According to RERC research, the going-in capitalization rate for the national apartment market was 6.4% in the first quarter whereas it was 7.6% in New Orleans. The required pre-tax yield rate is 8.6% nationally and 10.7% in the Big Easy. The South overall bears a 9% pre-tax yield rate. In the coming year, New Orleans’ effective rent change is projected to be 8.5% for multifamily units; 6% for industrial warehouse; 4.3% for suburban office and 0.8% for CBD office. Retail was not included in the rent findings. On the investment risk barometer, multifamily properties is ranked 6.3; hotels, 5.9; industrial, 5.8; retail, 5; and office, 4.6.

In general, the expectation is the rebuilding will bring higher paying jobs than pre-Katrina New Orleans–a strong likelihood since the AFL-CIO is funding $1 billion of Gulf Coast investments. Likewise, the capital infusions from the federal sector also carry promises of higher-paying jobs and a stronger economic base at the end of the rebuilding, which is being estimated to take five to 10 years. “This rebuilding of New Orleans will be one of the most unique we’ll see in our lifetime,” Riggs says. “At the end of the day, it will be a better city.”

The US Small Business Administration also just released data on processed applications.
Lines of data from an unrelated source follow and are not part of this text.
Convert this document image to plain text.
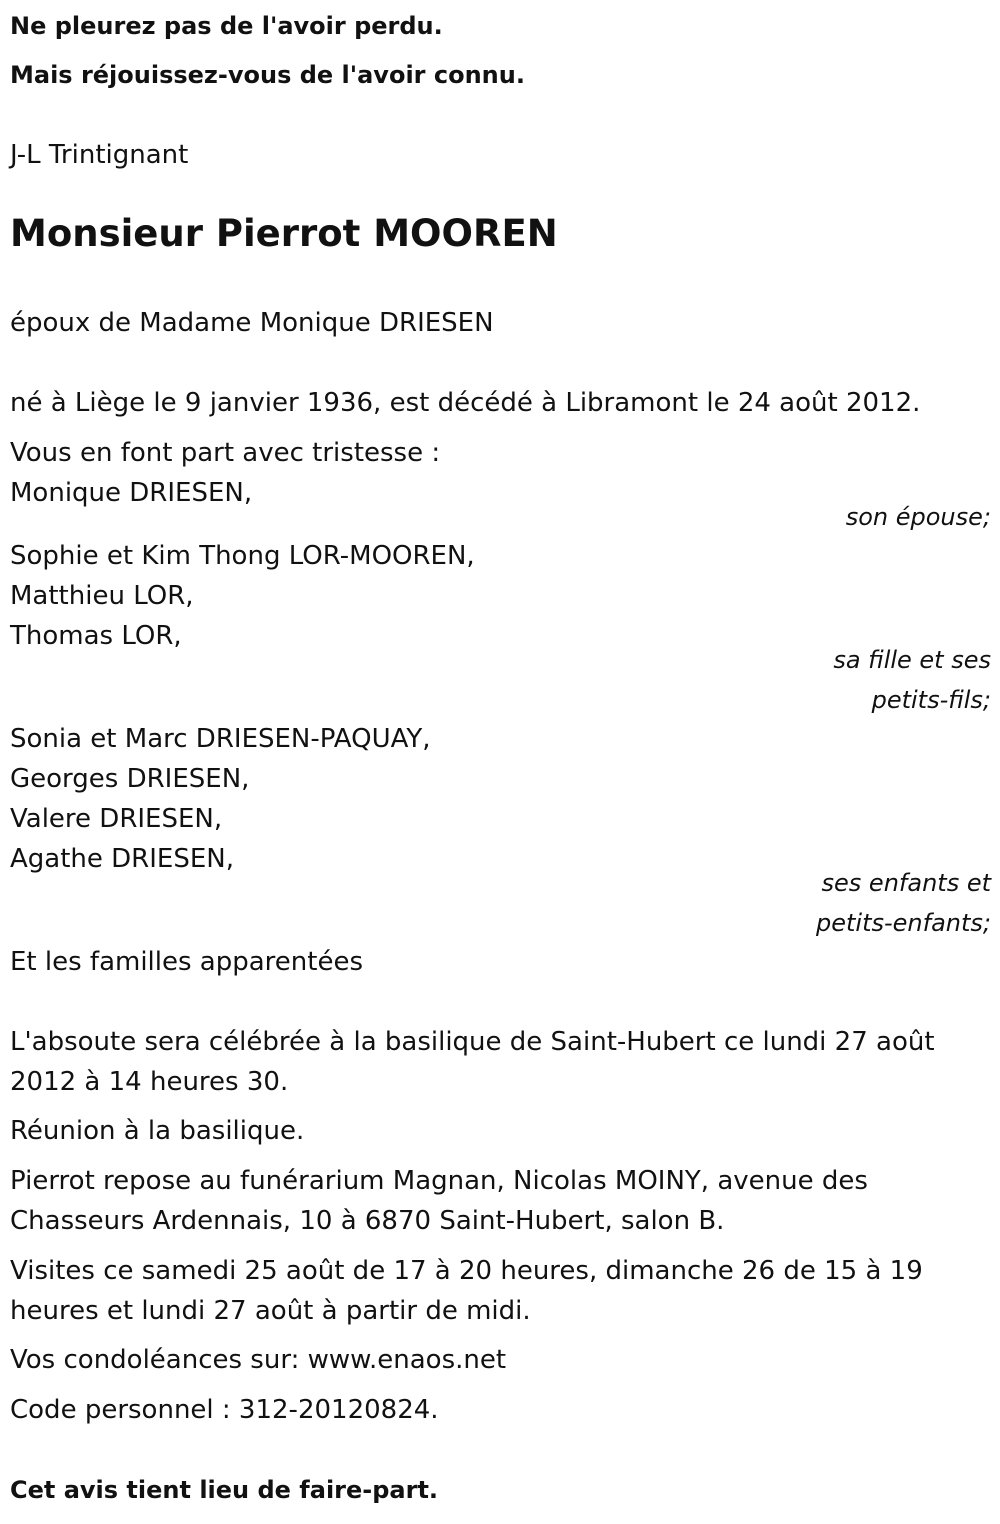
Ne pleurez pas de l'avoir perdu.
Mais réjouissez-vous de l'avoir connu.
J-L Trintignant
Monsieur Pierrot MOOREN
époux de Madame Monique DRIESEN
né à Liège le 9 janvier 1936, est décédé à Libramont le 24 août 2012.
Vous en font part avec tristesse :
Monique DRIESEN,
son épouse;
Sophie et Kim Thong LOR-MOOREN,
Matthieu LOR,
Thomas LOR,
sa fille et ses
petits-fils;
Sonia et Marc DRIESEN-PAQUAY,
Georges DRIESEN,
Valere DRIESEN,
Agathe DRIESEN,
ses enfants et
petits-enfants;
Et les familles apparentées
L'absoute sera célébrée à la basilique de Saint-Hubert ce lundi 27 août
2012 à 14 heures 30.
Réunion à la basilique.
Pierrot repose au funérarium Magnan, Nicolas MOINY, avenue des
Chasseurs Ardennais, 10 à 6870 Saint-Hubert, salon B.
Visites ce samedi 25 août de 17 à 20 heures, dimanche 26 de 15 à 19
heures et lundi 27 août à partir de midi.
Vos condoléances sur: www.enaos.net
Code personnel : 312-20120824.
Cet avis tient lieu de faire-part.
Of the 99.5% of processed requests, $10 billion in disaster loans have been approved for commercial rebuilding. According to the report, more than 21,750 businesses in the Gulf Coast disaster zone were cleared for $2.3 billion of loans, representing 51% of the applications for disaster recovery funds. For homeowners and renters, 130,436 loans valued at $7.7 billion were approved. In addition, the SBA’s regular business loan program funded more than $790 million for 4,260 loans to commercial operations in hurricane-ravaged areas.

Louisiana led the SBA pack with $6.3 billion for 89,622 loans. Mississippi businesses will get $2.5 billion for 34,619 borrowers; Texas, $351 million for 8,487 requests; Florida, $767 million for 16,622 approved applications; and Alabama, $131 million for 2,838 loans.